Marianne Hirsch, Columbia University professor emeritus. Photo by Alec Gitelman for the Forward

Columbia faculty and staff made up a significant portion of rallygoers, and included Marianne Hirsch, a Jewish Columbia English professor emeritus and daughter of Holocaust survivors. She blamed the university for the tumult on campus, saying administrators failed to take student protesters seriously.

“I don’t think these negotiations were in good faith and I don’t think real concessions were made,” she said, pointing to Brown University as a model. On Tuesday, Brown administrators came to an agreement with student protesters that led to the voluntary dismantling of their encampment.

Threats of mass suspensions on Monday, and the occupation of Hamilton Hall on Tuesday night, has blared in news feeds, capping nearly two weeks of turmoil on college campuses where students across the nation followed Columbia students’ lead, erecting “Gaza Solidarity Encampments,” and occupying buildings.

So many people were tuning into Columbia’s student radio station — more than 13,000 WKCR reported Wednesday — that many could not listen to it online.
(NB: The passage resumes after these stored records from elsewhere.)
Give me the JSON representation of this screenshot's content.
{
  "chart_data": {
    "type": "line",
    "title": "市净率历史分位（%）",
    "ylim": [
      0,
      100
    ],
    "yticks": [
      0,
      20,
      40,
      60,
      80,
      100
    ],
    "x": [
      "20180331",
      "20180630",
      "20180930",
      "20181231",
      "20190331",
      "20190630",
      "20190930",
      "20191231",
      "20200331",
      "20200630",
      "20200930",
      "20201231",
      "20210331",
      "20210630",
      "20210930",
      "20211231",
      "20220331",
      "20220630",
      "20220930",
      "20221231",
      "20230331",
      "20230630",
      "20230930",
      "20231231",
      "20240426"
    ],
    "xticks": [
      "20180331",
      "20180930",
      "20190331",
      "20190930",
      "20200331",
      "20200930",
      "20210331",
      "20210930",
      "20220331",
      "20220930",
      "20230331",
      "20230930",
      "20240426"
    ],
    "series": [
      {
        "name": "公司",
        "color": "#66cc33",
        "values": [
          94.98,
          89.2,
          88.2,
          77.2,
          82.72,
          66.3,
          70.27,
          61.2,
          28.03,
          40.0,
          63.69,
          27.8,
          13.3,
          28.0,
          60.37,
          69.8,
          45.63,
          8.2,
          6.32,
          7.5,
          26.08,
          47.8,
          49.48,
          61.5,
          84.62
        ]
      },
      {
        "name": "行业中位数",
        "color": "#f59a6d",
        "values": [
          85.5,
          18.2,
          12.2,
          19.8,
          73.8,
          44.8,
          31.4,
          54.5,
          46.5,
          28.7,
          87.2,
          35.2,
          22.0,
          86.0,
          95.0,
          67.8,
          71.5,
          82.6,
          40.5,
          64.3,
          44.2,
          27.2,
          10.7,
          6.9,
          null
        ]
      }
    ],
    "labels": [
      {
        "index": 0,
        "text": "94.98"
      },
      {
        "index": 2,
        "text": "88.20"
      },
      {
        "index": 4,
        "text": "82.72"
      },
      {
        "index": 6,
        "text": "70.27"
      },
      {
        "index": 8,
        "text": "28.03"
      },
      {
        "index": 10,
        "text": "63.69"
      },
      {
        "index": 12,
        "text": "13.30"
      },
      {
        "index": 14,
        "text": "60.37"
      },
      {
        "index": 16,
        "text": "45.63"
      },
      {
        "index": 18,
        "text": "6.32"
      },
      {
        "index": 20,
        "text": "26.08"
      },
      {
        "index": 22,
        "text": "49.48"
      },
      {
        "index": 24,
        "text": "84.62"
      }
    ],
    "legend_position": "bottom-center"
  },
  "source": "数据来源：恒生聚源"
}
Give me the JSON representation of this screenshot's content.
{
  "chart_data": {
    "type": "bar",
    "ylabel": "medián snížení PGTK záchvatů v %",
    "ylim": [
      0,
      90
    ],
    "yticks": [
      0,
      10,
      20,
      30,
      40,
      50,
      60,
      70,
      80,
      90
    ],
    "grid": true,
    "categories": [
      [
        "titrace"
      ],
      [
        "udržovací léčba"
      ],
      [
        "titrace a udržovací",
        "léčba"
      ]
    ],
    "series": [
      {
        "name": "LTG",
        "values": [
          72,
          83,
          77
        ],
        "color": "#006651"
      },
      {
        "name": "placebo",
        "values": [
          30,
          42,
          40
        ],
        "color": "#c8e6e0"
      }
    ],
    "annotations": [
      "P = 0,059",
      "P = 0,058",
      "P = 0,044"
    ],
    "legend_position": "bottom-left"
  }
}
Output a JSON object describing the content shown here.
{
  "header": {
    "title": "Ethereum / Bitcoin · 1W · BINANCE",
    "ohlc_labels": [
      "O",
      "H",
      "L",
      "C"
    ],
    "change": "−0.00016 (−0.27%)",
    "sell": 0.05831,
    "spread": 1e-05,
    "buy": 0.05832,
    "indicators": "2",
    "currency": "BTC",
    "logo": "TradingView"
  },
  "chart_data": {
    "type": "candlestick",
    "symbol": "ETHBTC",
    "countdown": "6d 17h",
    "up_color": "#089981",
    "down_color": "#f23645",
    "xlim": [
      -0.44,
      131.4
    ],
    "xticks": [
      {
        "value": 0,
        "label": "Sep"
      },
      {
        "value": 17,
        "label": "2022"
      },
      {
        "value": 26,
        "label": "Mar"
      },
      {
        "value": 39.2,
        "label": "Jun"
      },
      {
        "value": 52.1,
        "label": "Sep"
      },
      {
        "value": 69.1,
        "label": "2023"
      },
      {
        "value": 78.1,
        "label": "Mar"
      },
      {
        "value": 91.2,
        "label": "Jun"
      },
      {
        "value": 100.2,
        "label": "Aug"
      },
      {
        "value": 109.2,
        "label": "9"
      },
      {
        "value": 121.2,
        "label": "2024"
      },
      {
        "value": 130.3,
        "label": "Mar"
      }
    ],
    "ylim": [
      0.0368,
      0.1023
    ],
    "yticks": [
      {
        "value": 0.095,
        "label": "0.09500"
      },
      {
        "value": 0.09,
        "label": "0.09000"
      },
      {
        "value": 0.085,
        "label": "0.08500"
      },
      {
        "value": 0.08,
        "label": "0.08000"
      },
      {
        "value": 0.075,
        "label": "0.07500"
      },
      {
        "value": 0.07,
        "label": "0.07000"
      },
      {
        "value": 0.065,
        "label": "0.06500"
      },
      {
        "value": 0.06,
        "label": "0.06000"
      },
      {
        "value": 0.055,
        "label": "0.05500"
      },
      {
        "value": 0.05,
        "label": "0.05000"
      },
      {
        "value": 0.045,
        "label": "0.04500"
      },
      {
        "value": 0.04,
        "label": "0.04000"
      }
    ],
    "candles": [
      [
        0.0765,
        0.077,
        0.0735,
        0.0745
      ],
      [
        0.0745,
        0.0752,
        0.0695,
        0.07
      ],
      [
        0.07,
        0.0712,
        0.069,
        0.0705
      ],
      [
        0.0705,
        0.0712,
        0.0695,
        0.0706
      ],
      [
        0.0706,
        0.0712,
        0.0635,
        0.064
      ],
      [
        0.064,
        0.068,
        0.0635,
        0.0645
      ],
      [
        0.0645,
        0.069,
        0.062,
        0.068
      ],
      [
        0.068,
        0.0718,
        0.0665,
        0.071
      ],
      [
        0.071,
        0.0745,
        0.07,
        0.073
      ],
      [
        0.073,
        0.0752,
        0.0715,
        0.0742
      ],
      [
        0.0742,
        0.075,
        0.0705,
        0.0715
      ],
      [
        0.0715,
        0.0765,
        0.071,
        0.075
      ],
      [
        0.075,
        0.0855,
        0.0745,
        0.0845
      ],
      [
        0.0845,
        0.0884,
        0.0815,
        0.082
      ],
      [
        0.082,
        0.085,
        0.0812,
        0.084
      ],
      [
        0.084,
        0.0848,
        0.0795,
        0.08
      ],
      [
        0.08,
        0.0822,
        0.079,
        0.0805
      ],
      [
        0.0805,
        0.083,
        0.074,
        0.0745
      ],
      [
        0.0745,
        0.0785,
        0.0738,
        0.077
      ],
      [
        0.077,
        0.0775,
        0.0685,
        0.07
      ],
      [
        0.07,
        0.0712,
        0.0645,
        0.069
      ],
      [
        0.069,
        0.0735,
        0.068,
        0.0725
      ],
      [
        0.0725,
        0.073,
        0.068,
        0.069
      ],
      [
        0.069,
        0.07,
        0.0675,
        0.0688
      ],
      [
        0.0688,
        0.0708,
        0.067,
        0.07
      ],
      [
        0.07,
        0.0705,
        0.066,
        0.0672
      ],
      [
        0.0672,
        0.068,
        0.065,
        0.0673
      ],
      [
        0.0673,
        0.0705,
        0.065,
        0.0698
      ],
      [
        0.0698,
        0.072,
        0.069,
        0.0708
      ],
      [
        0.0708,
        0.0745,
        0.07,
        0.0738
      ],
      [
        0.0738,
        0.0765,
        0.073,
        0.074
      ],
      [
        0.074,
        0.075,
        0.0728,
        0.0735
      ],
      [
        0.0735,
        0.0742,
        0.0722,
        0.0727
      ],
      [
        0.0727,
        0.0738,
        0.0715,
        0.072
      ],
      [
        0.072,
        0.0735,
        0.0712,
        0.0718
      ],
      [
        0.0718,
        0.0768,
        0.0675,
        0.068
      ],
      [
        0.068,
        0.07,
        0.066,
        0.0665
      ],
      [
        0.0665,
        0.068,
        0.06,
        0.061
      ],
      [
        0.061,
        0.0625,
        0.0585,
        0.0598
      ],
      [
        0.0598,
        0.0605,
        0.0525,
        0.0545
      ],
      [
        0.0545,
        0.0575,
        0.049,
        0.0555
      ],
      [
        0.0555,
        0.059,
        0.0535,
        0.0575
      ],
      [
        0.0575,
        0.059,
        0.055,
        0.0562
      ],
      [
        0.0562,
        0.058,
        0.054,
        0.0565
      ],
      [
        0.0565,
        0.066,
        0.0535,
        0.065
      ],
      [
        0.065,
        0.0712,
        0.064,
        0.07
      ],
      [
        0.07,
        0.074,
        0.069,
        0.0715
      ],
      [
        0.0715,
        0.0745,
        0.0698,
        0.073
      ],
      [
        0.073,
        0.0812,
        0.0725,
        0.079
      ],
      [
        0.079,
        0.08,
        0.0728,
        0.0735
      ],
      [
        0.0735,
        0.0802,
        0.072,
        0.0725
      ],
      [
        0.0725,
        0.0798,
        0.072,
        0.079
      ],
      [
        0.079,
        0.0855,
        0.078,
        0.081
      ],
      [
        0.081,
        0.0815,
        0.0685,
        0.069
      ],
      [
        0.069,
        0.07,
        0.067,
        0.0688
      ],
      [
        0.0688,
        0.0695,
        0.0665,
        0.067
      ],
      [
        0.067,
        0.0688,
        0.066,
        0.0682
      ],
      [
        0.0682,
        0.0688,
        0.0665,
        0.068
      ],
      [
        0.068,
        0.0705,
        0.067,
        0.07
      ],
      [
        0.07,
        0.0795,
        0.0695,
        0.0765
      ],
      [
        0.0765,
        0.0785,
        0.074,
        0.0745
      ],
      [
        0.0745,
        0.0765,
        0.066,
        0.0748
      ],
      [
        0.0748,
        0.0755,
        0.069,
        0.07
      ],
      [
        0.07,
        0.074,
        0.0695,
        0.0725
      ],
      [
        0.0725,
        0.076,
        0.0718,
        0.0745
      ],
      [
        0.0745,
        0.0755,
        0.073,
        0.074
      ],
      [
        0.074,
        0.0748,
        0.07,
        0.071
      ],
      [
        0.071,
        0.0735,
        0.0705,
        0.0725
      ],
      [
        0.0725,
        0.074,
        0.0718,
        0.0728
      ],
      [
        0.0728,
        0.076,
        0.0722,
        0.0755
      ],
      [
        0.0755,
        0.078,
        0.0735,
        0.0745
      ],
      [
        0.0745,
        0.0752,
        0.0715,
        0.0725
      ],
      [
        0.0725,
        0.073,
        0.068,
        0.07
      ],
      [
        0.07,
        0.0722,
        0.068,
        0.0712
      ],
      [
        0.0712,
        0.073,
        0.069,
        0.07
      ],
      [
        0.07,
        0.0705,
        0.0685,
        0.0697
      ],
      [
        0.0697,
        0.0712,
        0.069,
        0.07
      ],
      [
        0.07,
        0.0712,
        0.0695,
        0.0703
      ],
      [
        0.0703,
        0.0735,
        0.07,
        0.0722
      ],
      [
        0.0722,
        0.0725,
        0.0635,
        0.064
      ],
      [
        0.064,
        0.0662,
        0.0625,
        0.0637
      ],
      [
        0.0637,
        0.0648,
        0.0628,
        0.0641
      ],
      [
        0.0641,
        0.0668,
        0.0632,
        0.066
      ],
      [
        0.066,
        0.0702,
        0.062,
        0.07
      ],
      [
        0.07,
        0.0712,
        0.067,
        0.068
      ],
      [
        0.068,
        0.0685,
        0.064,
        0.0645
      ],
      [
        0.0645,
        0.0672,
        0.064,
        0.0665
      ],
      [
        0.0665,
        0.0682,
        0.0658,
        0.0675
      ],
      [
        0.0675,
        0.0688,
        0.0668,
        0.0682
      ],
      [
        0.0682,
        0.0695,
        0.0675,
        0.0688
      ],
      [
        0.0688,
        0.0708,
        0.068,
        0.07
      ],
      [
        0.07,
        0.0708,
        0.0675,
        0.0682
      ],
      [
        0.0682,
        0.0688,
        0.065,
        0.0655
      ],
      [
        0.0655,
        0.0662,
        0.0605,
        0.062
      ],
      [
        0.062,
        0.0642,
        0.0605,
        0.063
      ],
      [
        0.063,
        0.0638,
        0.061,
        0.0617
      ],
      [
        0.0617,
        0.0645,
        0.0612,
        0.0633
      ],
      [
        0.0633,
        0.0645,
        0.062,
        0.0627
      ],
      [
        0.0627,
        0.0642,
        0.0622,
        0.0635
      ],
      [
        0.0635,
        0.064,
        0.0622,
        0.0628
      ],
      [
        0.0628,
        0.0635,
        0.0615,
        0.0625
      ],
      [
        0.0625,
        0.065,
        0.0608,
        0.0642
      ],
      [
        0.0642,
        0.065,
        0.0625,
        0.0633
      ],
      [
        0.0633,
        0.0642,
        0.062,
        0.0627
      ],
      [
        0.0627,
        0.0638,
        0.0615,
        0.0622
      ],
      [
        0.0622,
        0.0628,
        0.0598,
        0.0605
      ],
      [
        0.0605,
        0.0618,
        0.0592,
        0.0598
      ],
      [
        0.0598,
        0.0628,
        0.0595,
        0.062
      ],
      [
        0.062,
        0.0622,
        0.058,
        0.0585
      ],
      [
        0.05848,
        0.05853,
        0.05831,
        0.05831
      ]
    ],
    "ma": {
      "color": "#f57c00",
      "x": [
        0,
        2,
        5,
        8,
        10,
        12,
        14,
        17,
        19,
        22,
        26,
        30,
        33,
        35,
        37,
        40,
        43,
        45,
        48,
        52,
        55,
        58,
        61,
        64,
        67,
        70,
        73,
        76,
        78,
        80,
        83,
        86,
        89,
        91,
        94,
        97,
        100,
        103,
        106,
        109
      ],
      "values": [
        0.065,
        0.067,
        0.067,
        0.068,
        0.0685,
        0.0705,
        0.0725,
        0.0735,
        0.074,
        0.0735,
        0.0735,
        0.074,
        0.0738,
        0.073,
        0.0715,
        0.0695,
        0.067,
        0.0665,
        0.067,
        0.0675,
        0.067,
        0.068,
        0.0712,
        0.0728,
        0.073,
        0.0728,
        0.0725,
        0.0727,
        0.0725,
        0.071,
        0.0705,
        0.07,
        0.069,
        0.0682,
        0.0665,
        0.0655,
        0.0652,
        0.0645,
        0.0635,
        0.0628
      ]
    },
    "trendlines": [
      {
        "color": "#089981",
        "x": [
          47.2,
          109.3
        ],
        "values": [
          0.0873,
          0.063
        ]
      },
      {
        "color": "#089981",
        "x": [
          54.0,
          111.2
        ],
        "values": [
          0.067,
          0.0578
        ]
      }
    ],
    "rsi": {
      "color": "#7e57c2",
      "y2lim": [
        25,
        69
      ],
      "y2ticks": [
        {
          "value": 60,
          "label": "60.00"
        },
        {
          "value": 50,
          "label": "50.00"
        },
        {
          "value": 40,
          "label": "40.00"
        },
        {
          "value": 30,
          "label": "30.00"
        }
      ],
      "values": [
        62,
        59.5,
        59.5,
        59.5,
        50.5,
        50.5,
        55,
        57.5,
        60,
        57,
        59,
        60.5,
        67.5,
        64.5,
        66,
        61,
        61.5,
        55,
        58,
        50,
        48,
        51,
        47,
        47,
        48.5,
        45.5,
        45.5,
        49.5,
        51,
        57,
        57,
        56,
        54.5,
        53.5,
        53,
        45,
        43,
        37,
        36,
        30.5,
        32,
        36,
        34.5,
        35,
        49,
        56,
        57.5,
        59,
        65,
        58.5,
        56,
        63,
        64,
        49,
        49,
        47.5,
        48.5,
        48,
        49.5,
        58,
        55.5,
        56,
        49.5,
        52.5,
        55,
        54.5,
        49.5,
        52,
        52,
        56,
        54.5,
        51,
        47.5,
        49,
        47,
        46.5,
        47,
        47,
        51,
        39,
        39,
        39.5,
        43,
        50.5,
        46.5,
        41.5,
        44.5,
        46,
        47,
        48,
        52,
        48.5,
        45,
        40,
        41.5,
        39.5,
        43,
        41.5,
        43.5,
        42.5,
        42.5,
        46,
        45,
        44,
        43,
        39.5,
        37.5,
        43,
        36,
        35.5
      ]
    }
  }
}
On-air hosts directed New York-area listeners to tune into the station on their radios, and others to Apple Music.

In an email to students Wednesday, Shafik tried to justify calling police to campus the previous night, a move her critics called “overkill” and “shameful” at rallies and on social media.

“This drastic escalation of many months of protest activity pushed the university to the brink,” she wrote, “creating a disruptive environment for everyone and raising safety risks to an intolerable level.”

She said it would take the university time to heal.

“We also must continue with urgency our ongoing dialogue on the important issues that have been raised in recent months, especially the balance between free speech and discrimination and the role of a university in contributing to better outcomes in the Middle East,” she added. 

“Both are topics where I hope Columbia can lead the way in new thinking that will make us the epicenter, not just of protests, but of solutions to the world’s problems.”

Alec Gitelman contributed to this report.